Nikos Zorzos n’en a pas l’air, mais il fulmine. Amène et souriant, le maire de Santorin écarte soudain les bras en signe d’impuissance, ce dimanche de juin. « J’ai le sentiment d’être un prisonnier. Je veux changer les choses mais je ne le peux pas », explique le sexagénaire, enfoncé dans un siège de son bureau. Voilà plus de dix ans qu’il alerte en vain contre les dangers du surtourisme en Grèce.

Né et élevé à Santorin, Nikos Zorzos, 64 ans, ne reconnaît plus son île. Autrefois pauvre et coupé du monde, ce petit bout de terre de l’Egée est devenu l’une des plus célèbres destinations touristiques mondiales. Depuis soixante ans, ses falaises abruptes, son décor volcanique et ses couchers de soleil ont attiré des flots ininterrompus de visiteurs. Avec eux est venue la prospérité. Mais, depuis quelques années, la situation est hors de contrôle.

Inaccessible
L’île est « saturée », répète depuis 2012 l’élu à qui veut bien l’entendre. L’an dernier, plus d’un touriste sur dix qui s’est rendu en Grèce a mis le pied sur Santorin, soit 3,4 millions de personnes. La construction effrénée d’hôtels, de résidences à louer et de grands complexes immobiliers de luxe a défiguré le paysage. En été, la densité de population – plus de 1.000 personnes au kilomètre carré – rend difficile l’approvisionnement en eau et en électricité.
Les déchets s’amoncellent. Les embouteillages en heure de pointe sont dignes de ceux d’Athènes.

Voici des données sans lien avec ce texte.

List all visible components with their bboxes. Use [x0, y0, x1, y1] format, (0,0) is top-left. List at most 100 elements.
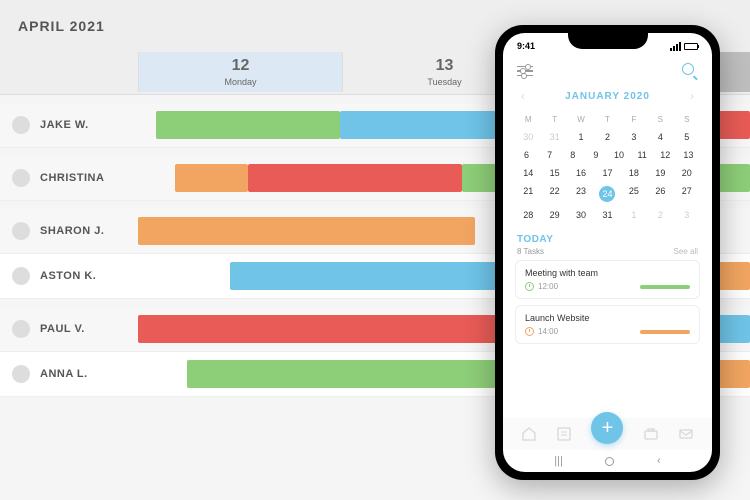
- avatar: [12, 267, 30, 285]
- task-bar[interactable]: [248, 164, 462, 192]
- weekday-header: F: [621, 111, 647, 128]
- calendar-day[interactable]: 3: [621, 128, 647, 146]
- calendar-day[interactable]: 24: [594, 182, 620, 206]
- task-title: Launch Website: [525, 313, 690, 323]
- calendar-day[interactable]: 23: [568, 182, 594, 206]
- calendar-day[interactable]: 11: [631, 146, 654, 164]
- calendar-day[interactable]: 9: [584, 146, 607, 164]
- clock-icon: [525, 282, 534, 291]
- recent-apps-button[interactable]: |||: [554, 455, 563, 467]
- task-bar[interactable]: [156, 111, 340, 139]
- weekday-header: W: [568, 111, 594, 128]
- task-progress: [640, 330, 690, 334]
- calendar-day[interactable]: 25: [621, 182, 647, 206]
- task-progress: [640, 285, 690, 289]
- task-bar[interactable]: [138, 315, 536, 343]
- status-time: 9:41: [517, 41, 535, 51]
- weekday-header: T: [541, 111, 567, 128]
- calendar-day[interactable]: 29: [541, 206, 567, 224]
- avatar: [12, 169, 30, 187]
- calendar-day[interactable]: 26: [647, 182, 673, 206]
- calendar-day[interactable]: 22: [541, 182, 567, 206]
- calendar-title: JANUARY 2020: [565, 91, 650, 102]
- calendar-day[interactable]: 4: [647, 128, 673, 146]
- task-bar[interactable]: [187, 360, 524, 388]
- person-name: PAUL V.: [40, 323, 135, 335]
- signal-icon: [670, 42, 681, 51]
- calendar-day[interactable]: 17: [594, 164, 620, 182]
- task-title: Meeting with team: [525, 268, 690, 278]
- calendar-day[interactable]: 7: [538, 146, 561, 164]
- person-name: SHARON J.: [40, 225, 135, 237]
- day-column[interactable]: 12Monday: [138, 52, 342, 92]
- task-list: Meeting with team12:00 Launch Website 14:0…: [503, 260, 712, 350]
- calendar-day[interactable]: 8: [561, 146, 584, 164]
- calendar-day[interactable]: 13: [677, 146, 700, 164]
- calendar-day[interactable]: 2: [647, 206, 673, 224]
- person-name: ANNA L.: [40, 368, 135, 380]
- app-topbar: [503, 55, 712, 83]
- calendar-day[interactable]: 1: [621, 206, 647, 224]
- calendar-nav: ‹ JANUARY 2020 ›: [503, 83, 712, 109]
- see-all-link[interactable]: See all: [674, 247, 698, 256]
- calendar-day[interactable]: 10: [608, 146, 631, 164]
- today-section: TODAY 8 Tasks See all: [503, 226, 712, 260]
- chevron-right-icon[interactable]: ›: [690, 89, 694, 103]
- weekday-header: M: [515, 111, 541, 128]
- calendar-grid: MTWTFSS303112345678910111213141516171819…: [503, 109, 712, 226]
- calendar-day[interactable]: 21: [515, 182, 541, 206]
- calendar-day[interactable]: 5: [674, 128, 700, 146]
- task-bar[interactable]: [175, 164, 248, 192]
- task-time: 14:00: [538, 327, 558, 336]
- calendar-day[interactable]: 30: [568, 206, 594, 224]
- calendar-day[interactable]: 1: [568, 128, 594, 146]
- calendar-day[interactable]: 20: [674, 164, 700, 182]
- home-button[interactable]: [605, 457, 614, 466]
- today-label: TODAY: [517, 234, 553, 245]
- person-name: ASTON K.: [40, 270, 135, 282]
- calendar-day[interactable]: 19: [647, 164, 673, 182]
- task-card[interactable]: Launch Website 14:00: [515, 305, 700, 344]
- calendar-day[interactable]: 15: [541, 164, 567, 182]
- calendar-day[interactable]: 18: [621, 164, 647, 182]
- calendar-day[interactable]: 6: [515, 146, 538, 164]
- mail-icon[interactable]: [678, 426, 694, 442]
- android-nav-bar: ||| ‹: [503, 450, 712, 472]
- calendar-day[interactable]: 30: [515, 128, 541, 146]
- calendar-day[interactable]: 31: [594, 206, 620, 224]
- calendar-day[interactable]: 27: [674, 182, 700, 206]
- person-name: CHRISTINA: [40, 172, 135, 184]
- search-icon[interactable]: [682, 63, 698, 79]
- add-button[interactable]: +: [591, 412, 623, 444]
- filter-icon[interactable]: [517, 66, 533, 77]
- calendar-day[interactable]: 2: [594, 128, 620, 146]
- calendar-day[interactable]: 14: [515, 164, 541, 182]
- battery-icon: [684, 43, 698, 50]
- calendar-day[interactable]: 12: [654, 146, 677, 164]
- list-icon[interactable]: [556, 426, 572, 442]
- phone-screen: 9:41 ‹ JANUARY 2020 › MTWTFSS30311234567…: [503, 33, 712, 472]
- avatar: [12, 116, 30, 134]
- task-card[interactable]: Meeting with team12:00: [515, 260, 700, 299]
- bottom-nav: +: [503, 418, 712, 450]
- clock-icon: [525, 327, 534, 336]
- calendar-day[interactable]: 28: [515, 206, 541, 224]
- task-bar[interactable]: [138, 217, 475, 245]
- weekday-header: S: [674, 111, 700, 128]
- person-name: JAKE W.: [40, 119, 135, 131]
- back-button[interactable]: ‹: [657, 455, 661, 467]
- weekday-header: S: [647, 111, 673, 128]
- chevron-left-icon[interactable]: ‹: [521, 89, 525, 103]
- weekday-header: T: [594, 111, 620, 128]
- phone-mockup: 9:41 ‹ JANUARY 2020 › MTWTFSS30311234567…: [495, 25, 720, 480]
- calendar-day[interactable]: 16: [568, 164, 594, 182]
- home-icon[interactable]: [521, 426, 537, 442]
- today-count: 8 Tasks: [517, 247, 553, 256]
- avatar: [12, 365, 30, 383]
- task-bar[interactable]: [719, 111, 750, 139]
- avatar: [12, 222, 30, 240]
- briefcase-icon[interactable]: [643, 426, 659, 442]
- avatar: [12, 320, 30, 338]
- calendar-day[interactable]: 31: [541, 128, 567, 146]
- calendar-day[interactable]: 3: [674, 206, 700, 224]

La flambée des prix empêche les travailleurs essentiels (médecins, pompiers, policiers, enseignants) de trouver de quoi se loger. L’île est devenue inaccessible à la très grande majorité des Grecs.
Pour les quelque 22.000 résidents à l’année, la manne du tourisme ne suffit plus à apaiser. « L’île a perdu tout ce qu’elle avait de traditionnel, et chaque année ça empire », se désole Kostas, qui tient depuis dix-huit ans un restaurant traditionnel – l’un des derniers – sur la principale artère de Thira, la capitale de Santorin.

Une « pression suffocante »
Même les croisiéristes évitent désormais l’île qui aurait inspiré le mythe de l’Atlantide à Platon. En avril, l’opérateur du « Sun Princess » a notifié à ses clients que le paquebot ne s’y arrêterait finalement pas cet été, en raison de la congestion du port. Santorin « est un problème », a reconnu début juin le Premier ministre, Kyriakos Mitsotakis, dans une interview à Bloomberg. Elle n’est pas le seul.

Le médiateur de la République hellénique
Les îles grecques et leur carte postale de soleil et de mer, de tavernes et de maisons blanchies à la chaux, font l’objet d’une « pression suffocante », écrit le médiateur de la République hellénique. Dans un rapport de 170 pages publié en juin, l’autorité indépendante tire la sonnette d’alarme et prévient que la Grèce « ne doit pas épuiser son potentiel, le gaspiller et rendre nos destinations touristiques peu attractives au fil du temps ».
Mykonos et Santorin, mais aussi Amorgos, Rhodes, Corfou, Zakynthos, Tinos… le surtourisme et ses problématiques – surconstruction, saturation des aires urbaines, perte d’identité et du patrimoine, dégradation de la qualité de vie des habitants – touchent désormais, de près ou de loin, les plus populaires des îles grecques.

Trois mois par an
Ce constat n’a, à première vue, rien d’évident à Piso Livadi. La saison débute à peine et les touristes parviennent encore à se ménager une place à l’ombre sur la plage de ce petit port de Paros, en plein coeur des Cyclades. L’île compose, avec 33 autres, cet archipel de la mer Egée connu dans le monde entier pour ses maisons blanches aux volets bleus si caractéristiques.
La tranquillité de Piso Livadi est trompeuse. Paros est l’une des îles grecques les plus fréquentées, après Santorin et Mykonos, et pourrait prendre une trajectoire similaire une fois terminé le projet d’extension de l’aéroport. Flambée des prix, bouchons, problèmes d’approvisionnement en eau : l’été, ici aussi, le surtourisme a des conséquences très concrètes.

L’an dernier, Paros a même fait irruption dans l’actualité internationale. Excédés par l’occupation illégale des plages par des restaurateurs et des beach bars, les locaux ont manifesté avec colère pour réclamer leur accès libre et gratuit, comme le garantit la Constitution grecque. Le « mouvement des serviettes », comme l’ont surnommé les médias, s’est ensuite répandu dans toute la Grèce.